Reabsorptive cells of the human sweat gland normally exhibit a high basal Cl- permeability but are markedly impermeable to Cl- in cystic fibrosis (CF). We examined the possibility that the reduced basal Cl- permeability of CF sweat duct cells in primary culture is due to a defective regulation of plasma membrane Cl- permeability by prostaglandin E2 (PGE2), which is endogenously produced by cultured sweat duct cells.
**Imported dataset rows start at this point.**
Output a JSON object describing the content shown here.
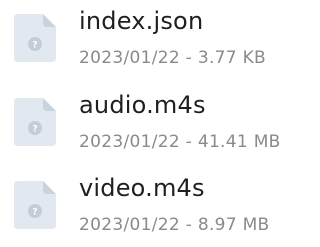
{
  "colors": {
    "icon_body": "#e2e8ef",
    "icon_fold": "#c9d3de",
    "icon_badge": "#c2cdd9",
    "name_text": "#1f1f1f",
    "meta_text": "#8a8a8a"
  },
  "files": [
    {
      "icon": "unknown-file-icon",
      "name": "index.json",
      "meta": "2023/01/22 - 3.77 KB"
    },
    {
      "icon": "unknown-file-icon",
      "name": "audio.m4s",
      "meta": "2023/01/22 - 41.41 MB"
    },
    {
      "icon": "unknown-file-icon",
      "name": "video.m4s",
      "meta": "2023/01/22 - 8.97 MB"
    }
  ]
}
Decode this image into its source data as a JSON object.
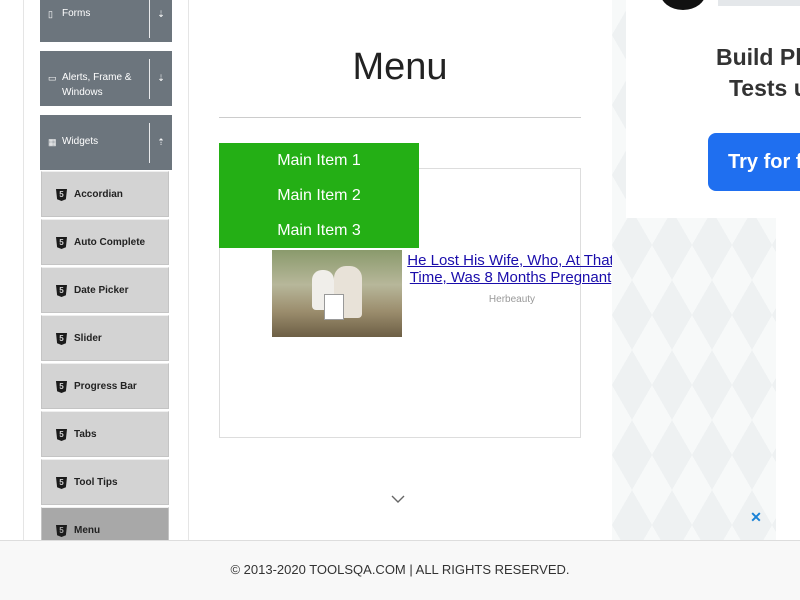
{
  "sidebar": {
    "groups": [
      {
        "label": "Forms",
        "icon": "document-icon",
        "arrow": "⇣"
      },
      {
        "label": "Alerts, Frame & Windows",
        "icon": "window-icon",
        "arrow": "⇣"
      },
      {
        "label": "Widgets",
        "icon": "grid-icon",
        "arrow": "⇡"
      }
    ],
    "items": [
      {
        "label": "Accordian"
      },
      {
        "label": "Auto Complete"
      },
      {
        "label": "Date Picker"
      },
      {
        "label": "Slider"
      },
      {
        "label": "Progress Bar"
      },
      {
        "label": "Tabs"
      },
      {
        "label": "Tool Tips"
      },
      {
        "label": "Menu",
        "active": true
      }
    ],
    "item_icon": "html5-icon"
  },
  "main": {
    "title": "Menu",
    "menu": [
      "Main Item 1",
      "Main Item 2",
      "Main Item 3"
    ],
    "menu_color": "#24af15"
  },
  "native_ad": {
    "headline": "He Lost His Wife, Who, At That Time, Was 8 Months Pregnant",
    "source": "Herbeauty",
    "cut_text": "Wh"
  },
  "right_ad": {
    "headline": "Build Playwr Tests usin",
    "button": "Try for fre",
    "close": "✕",
    "button_color": "#1f6ff0"
  },
  "footer": {
    "text": "© 2013-2020 TOOLSQA.COM | ALL RIGHTS RESERVED."
  }
}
The macroscopic Cl- permeabilities of normal and CF sweat duct cells were assessed using a halide-specific fluorescent dye, 6-methoxy-N-(3-sulfopropyl)quinolinium, in combination with fluorescence digital-imaging microscopy. The Cl- and Br- permeabilities of normal sweat duct cells were markedly reduced by inhibiting endogenous PGE2 production with indomethacin. This inhibition of Cl- permeability by indomethacin was largely reversed by the addition of PGE2 (10 nM to 1 microM), but not forskolin. Conversely, PGE2 failed to stimulate the low Cl- permeabilities of sweat duct cells cultured from CF subjects. Our results support the following conclusions: 1) a defective regulation of Cl- permeability in CF is a feature of reabsorptive as well as secretory epithelial cells, and 2) the nature of this regulatory defect extends beyond altered Cl- permeability regulation by adenosine 3',5'-cyclic monophosphate-dependent protein kinase.